De nombreux foyers de Saundatti, petite ville dans le sud du pays, où se trouve un temple dédié à Yellamma, estiment qu'avoir une devadasi dans la famille peut porter chance et protéger ses membres. C'est dans ce temple que Sitavva D. Jodatti a été unie à la déesse pour subvenir aux besoins de ses parents. Elle avait huit ans.

«Quand les gens se marient, il y a une mariée et un marié. Quand j'ai réalisé que j'étais seule, je me suis mise à pleurer», raconte-t-elle à l'AFP. Un jour son père est tombé malade.
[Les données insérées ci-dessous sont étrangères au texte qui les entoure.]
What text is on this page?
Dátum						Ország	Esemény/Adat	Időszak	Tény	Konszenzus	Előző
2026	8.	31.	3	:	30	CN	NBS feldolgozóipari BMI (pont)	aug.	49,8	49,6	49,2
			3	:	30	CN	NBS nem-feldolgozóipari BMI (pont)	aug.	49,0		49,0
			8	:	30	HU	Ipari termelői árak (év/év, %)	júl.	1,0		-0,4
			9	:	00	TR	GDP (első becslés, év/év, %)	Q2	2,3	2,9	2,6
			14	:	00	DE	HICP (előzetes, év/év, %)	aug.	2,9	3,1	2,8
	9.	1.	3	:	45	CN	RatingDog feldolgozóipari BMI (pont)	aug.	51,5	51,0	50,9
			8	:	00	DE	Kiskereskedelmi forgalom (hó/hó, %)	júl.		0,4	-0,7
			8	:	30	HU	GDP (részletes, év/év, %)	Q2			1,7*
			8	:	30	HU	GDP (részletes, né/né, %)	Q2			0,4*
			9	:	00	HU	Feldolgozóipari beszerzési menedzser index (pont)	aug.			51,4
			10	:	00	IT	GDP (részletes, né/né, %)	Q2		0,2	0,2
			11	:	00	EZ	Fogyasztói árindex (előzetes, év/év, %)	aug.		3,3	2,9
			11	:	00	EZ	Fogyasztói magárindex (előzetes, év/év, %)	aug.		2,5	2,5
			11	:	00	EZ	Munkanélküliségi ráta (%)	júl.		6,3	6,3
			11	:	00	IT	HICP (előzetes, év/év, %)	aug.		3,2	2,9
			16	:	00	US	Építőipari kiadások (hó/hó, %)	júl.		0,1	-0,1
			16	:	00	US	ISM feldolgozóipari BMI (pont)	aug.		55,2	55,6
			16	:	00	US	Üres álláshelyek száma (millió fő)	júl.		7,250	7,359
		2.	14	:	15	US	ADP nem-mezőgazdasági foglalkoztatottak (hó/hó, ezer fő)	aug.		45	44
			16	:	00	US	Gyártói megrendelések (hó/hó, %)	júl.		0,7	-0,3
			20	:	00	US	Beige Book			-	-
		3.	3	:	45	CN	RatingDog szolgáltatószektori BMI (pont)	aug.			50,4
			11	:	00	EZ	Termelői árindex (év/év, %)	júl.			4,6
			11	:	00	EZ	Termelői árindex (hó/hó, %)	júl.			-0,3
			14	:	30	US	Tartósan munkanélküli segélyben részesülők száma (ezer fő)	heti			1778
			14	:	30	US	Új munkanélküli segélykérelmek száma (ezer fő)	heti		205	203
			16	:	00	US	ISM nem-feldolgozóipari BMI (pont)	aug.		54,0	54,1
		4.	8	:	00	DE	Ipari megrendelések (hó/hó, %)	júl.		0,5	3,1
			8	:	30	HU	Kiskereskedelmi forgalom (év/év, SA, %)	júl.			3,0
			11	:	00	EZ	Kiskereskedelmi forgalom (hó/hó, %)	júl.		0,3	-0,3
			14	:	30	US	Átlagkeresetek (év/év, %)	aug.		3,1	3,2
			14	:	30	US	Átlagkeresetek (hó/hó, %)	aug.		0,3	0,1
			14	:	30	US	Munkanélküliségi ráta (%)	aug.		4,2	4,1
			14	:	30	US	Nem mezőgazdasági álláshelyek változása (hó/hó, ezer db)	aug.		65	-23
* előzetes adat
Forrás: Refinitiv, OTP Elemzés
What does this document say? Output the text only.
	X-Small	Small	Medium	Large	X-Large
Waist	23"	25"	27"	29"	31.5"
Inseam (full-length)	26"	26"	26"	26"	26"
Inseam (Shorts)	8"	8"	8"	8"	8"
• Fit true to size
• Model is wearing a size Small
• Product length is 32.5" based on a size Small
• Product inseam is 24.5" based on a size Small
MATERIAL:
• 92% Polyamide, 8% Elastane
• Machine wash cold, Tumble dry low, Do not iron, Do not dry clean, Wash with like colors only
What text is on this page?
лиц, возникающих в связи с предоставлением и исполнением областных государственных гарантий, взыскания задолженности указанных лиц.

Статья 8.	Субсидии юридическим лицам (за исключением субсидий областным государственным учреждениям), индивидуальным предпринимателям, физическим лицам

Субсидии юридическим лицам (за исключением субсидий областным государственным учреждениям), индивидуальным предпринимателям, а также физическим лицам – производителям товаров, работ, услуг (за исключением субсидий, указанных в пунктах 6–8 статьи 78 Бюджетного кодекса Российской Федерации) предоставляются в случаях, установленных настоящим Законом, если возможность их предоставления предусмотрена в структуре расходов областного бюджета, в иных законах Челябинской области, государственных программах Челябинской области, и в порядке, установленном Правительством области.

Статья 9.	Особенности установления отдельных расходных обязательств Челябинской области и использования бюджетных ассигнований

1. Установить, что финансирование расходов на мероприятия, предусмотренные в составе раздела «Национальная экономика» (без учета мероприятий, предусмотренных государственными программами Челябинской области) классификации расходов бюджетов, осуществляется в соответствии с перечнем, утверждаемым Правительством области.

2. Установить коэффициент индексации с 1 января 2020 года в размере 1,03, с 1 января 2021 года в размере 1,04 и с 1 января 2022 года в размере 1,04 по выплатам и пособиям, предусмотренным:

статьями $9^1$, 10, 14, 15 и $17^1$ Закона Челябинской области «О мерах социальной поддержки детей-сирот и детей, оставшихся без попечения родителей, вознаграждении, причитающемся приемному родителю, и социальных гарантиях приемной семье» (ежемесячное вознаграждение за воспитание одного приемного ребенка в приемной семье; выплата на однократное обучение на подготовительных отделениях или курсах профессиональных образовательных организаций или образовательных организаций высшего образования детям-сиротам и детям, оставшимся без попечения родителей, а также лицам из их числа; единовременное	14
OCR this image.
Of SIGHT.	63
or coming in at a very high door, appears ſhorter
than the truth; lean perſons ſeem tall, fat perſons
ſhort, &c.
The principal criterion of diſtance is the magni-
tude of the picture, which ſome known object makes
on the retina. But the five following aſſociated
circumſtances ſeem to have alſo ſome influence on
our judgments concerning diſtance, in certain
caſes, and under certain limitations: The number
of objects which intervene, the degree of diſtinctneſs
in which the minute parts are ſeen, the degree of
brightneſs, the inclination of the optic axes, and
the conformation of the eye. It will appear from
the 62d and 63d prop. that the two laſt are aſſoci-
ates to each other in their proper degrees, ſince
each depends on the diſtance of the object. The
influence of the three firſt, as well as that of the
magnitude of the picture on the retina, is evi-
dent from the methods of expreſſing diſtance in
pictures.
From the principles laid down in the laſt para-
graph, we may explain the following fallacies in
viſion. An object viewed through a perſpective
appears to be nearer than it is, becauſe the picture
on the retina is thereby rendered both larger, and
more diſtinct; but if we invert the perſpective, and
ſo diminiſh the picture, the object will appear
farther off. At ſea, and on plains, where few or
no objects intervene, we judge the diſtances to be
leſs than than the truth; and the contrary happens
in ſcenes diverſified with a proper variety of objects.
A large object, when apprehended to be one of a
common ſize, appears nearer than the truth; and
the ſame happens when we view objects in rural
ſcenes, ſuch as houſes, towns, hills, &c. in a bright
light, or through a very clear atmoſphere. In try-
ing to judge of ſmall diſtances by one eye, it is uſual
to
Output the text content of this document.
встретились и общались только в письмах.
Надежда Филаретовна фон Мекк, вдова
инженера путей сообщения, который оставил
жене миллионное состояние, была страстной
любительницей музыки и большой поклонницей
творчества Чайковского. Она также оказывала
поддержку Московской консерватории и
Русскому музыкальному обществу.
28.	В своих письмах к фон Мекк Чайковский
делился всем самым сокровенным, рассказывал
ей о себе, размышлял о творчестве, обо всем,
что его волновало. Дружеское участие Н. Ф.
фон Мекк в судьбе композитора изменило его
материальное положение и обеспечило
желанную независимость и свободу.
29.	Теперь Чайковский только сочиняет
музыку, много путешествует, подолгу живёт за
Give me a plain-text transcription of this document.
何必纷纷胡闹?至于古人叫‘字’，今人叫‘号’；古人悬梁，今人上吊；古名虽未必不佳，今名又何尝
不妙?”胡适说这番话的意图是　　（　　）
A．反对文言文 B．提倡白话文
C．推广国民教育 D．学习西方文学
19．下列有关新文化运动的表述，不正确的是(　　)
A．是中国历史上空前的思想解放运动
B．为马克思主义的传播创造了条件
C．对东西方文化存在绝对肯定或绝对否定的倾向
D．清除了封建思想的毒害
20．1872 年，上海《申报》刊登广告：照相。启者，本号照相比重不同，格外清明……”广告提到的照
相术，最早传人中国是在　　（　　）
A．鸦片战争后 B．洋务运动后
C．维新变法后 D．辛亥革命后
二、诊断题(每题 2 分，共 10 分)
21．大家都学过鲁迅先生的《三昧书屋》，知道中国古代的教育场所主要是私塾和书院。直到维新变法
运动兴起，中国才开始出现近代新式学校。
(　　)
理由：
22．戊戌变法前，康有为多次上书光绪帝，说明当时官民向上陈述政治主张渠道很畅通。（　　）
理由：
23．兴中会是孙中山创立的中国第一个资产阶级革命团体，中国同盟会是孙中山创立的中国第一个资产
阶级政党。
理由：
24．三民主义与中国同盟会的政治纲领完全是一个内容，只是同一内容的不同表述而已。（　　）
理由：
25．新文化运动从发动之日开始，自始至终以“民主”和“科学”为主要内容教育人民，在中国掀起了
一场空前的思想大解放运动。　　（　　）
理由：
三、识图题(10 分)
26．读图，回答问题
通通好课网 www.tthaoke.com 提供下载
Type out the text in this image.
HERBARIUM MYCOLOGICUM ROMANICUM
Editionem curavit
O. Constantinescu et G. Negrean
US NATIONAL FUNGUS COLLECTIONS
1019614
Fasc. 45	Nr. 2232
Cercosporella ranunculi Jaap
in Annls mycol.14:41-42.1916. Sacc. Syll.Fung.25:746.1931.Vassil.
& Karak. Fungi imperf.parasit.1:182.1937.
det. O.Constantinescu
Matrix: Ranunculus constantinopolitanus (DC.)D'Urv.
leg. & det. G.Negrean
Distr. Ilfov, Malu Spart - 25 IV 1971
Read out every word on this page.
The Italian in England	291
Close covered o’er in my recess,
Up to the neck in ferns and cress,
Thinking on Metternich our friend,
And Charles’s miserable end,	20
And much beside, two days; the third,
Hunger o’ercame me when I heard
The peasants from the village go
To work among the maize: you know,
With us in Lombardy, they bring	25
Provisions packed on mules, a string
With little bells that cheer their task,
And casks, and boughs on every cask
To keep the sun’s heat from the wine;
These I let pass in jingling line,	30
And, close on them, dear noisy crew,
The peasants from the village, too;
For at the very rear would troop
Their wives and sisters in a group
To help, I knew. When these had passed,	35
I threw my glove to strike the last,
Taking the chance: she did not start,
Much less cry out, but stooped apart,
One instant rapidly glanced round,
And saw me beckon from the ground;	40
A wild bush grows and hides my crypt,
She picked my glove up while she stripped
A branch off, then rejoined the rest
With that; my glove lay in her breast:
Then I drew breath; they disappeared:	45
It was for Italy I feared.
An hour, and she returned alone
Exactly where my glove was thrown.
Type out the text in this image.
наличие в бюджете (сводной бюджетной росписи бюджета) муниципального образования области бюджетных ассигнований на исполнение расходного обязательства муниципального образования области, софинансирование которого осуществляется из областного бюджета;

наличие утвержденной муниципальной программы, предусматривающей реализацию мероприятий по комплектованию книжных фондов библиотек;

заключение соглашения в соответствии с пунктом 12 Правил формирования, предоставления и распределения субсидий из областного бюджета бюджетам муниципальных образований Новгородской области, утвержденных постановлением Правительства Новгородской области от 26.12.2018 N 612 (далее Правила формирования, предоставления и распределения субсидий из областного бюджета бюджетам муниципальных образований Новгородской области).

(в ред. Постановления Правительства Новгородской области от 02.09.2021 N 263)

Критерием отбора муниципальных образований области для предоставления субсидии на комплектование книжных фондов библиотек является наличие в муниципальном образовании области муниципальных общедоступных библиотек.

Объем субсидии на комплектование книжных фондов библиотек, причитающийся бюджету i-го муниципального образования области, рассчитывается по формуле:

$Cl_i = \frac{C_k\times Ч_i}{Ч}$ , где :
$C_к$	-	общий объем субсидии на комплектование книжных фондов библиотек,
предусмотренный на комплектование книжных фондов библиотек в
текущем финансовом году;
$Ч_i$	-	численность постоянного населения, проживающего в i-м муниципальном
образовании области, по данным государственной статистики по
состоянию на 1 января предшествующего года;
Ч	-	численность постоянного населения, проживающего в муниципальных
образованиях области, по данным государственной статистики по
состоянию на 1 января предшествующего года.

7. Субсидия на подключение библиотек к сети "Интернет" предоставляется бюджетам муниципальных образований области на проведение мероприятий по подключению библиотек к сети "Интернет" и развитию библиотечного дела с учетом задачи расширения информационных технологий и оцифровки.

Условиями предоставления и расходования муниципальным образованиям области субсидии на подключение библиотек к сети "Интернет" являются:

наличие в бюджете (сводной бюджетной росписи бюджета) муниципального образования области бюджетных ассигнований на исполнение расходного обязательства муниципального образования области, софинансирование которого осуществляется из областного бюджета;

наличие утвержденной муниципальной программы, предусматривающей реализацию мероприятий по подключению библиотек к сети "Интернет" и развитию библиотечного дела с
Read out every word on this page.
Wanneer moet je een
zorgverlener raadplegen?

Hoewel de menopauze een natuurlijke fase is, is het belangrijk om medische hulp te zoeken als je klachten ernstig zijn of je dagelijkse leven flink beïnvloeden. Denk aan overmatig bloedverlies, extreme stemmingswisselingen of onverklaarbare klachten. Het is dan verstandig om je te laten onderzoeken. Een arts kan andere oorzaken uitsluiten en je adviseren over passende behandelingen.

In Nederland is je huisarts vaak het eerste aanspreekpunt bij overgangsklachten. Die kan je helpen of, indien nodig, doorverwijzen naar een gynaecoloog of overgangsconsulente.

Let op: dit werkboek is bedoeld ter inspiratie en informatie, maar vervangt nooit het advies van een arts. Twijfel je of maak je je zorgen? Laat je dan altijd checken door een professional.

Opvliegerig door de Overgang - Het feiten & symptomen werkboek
On l'a aussitôt retirée de l'école et soumise à la prostitution pour aider à financer les soins. «A l'âge de 17 ans, j'avais deux enfants», dit-elle.

Elle dirige aujourd'hui une organisation qui aide les anciennes devadasis à s'en sortir, affirmant que la pratique «se poursuit depuis plusieurs décennies».

«Trop jeune pour accoucher»

Selon Nitesh Patil, un fonctionnaire du district responsable de l'administration de Saundatti, il n'y a pas de «cas récents».

Bon nombre des devadasis, qui s'en sont sorties, se sont retrouvées sans ressources et survivent grâce à des petits travaux manuels et agricoles mal payés.

Selon Rekha Bhandari, ancienne devadasi, toutes ont été soumises à «la pratique aveugle d'une tradition», qui a ruiné leur vie. Agée de 13 ans à la mort de sa mère, elle a été offerte à un homme de 30 ans. Elle est tombée enceinte.

«Un accouchement normal était difficile. Le médecin a hurlé sur ma famille que j'étais trop jeune pour accoucher, confie-t-elle à l'AFP. Moi, je ne comprenais rien. On me forçait à faire des choses que je ne voulais pas faire».

A quelques heures du temple de Yellamma, l'ex-devadasi Vatsala se souvient avoir été escroquée par un client et l'avoir maudit. «Après son affaire avec moi, il m'a jeté ce que j'ai cru être de l'argent. C'était en pleine nuit, je ne voyais pas bien et plus tard, j'ai réalisé que ce n'était que du papier», explique à l'AFP Vatsala, 48 ans.

Peu de temps après, en apprenant que l'escroc venait de mourir, elle s'est dit: «Yellamma aussi était en colère».